7.06.2009

Black Raspberry Freezer Jam

And finally the berries come to an end...late Sunday afternoon, I put several bags of blueberries, raspberries, and black raspberries into the freezer for later berry exploits. But before I did that, I tried my hand at freezer jam. After letting the jam sit for the requite 24 hours needed for set, I had some tonight for dinner (on a PB&J sandwich) and found the jam to be quite thick and very mild in flavor - delicious!

This recipe comes from inside the Sure-Jell pectin package and uses less sugar than traditional jam recipes - if you make it, be sure to get the "pink box" of Sure-Jell (for less and no sugar needed recipes), not the regular "yellow box." The recipe calls for red raspberries, but based on my trial with black raspberries, it works just as well for those!

Black Raspberry Freezer Jam (~ 6-8 cups)
4 cups crushed black raspberries (about 3 pints before mashing)
3 1/2 cups sugar
1 box Sure-Jell for Less or No Sugar Needed Recipes Fruit Pectin
1 cup water
clean plastic or freezer-safe glass containers with tight-fitting lids

1. Crush raspberries using a potato masher, about 1 cup at a time, until amount of crushed berries measures 4 cups.
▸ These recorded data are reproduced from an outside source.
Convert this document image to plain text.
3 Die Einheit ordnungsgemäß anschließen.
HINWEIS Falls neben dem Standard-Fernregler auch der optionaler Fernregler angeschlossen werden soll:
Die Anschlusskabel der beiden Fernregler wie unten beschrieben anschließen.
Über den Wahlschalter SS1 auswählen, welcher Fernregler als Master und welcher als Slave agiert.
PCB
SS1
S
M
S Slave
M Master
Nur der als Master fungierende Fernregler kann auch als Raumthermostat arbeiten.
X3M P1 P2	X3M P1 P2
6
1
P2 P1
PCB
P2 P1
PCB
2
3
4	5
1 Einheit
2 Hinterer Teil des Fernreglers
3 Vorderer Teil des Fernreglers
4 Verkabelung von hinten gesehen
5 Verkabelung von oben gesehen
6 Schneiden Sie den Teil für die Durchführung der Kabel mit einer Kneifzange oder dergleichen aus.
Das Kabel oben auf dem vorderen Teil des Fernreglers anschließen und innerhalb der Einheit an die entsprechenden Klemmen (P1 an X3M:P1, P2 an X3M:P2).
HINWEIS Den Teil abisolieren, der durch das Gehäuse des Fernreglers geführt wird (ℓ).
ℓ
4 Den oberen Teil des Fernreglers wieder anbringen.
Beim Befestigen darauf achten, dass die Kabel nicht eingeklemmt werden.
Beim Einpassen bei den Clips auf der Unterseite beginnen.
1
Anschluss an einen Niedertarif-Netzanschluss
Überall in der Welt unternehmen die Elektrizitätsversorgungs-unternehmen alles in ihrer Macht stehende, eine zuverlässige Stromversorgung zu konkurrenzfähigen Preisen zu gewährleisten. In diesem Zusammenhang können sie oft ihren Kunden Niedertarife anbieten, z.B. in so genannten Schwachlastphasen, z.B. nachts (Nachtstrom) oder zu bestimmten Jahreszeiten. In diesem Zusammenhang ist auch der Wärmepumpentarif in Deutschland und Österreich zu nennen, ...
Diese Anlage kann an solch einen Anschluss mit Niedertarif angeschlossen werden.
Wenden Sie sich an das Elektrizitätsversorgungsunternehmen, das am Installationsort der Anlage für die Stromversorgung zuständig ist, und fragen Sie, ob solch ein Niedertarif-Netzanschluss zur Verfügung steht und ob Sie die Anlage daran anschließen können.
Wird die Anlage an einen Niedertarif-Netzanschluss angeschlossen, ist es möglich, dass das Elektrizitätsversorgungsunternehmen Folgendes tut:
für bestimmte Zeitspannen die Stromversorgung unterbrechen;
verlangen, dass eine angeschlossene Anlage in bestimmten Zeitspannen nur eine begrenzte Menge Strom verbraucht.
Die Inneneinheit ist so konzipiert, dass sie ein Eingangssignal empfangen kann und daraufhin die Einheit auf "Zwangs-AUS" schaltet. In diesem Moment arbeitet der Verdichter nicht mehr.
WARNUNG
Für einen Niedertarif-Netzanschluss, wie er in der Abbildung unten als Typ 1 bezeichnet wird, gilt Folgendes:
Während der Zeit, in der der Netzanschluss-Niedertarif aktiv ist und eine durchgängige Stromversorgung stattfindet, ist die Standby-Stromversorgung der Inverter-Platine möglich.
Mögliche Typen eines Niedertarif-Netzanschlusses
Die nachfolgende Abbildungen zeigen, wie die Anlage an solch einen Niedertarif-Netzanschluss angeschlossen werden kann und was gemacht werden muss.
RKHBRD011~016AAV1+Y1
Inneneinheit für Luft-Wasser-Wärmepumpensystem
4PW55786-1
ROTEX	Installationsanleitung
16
Do not puree berries - there should still be some chunks of fruit.

2. Combine sugar and pectin in a large saucepan and stir until thoroughly combined.

3. Add water to sugar and pectin and bring to a boil over medium-high heat, stirring constantly. Boil for 1 minute and remove immediately from heat.

4. Quickly stir crushed berries into hot sugar and pectin mixture until thoroughly mixed.

5. Pour jam into prepared containers, leaving about 1/2 inch space at top for expansion during freezing. Cover containers.

6. Let containers stand at room temperature for 24 hours, until jam is set. Refrigerate for up to three weeks or freeze for up to one year (thaw in refrigerator).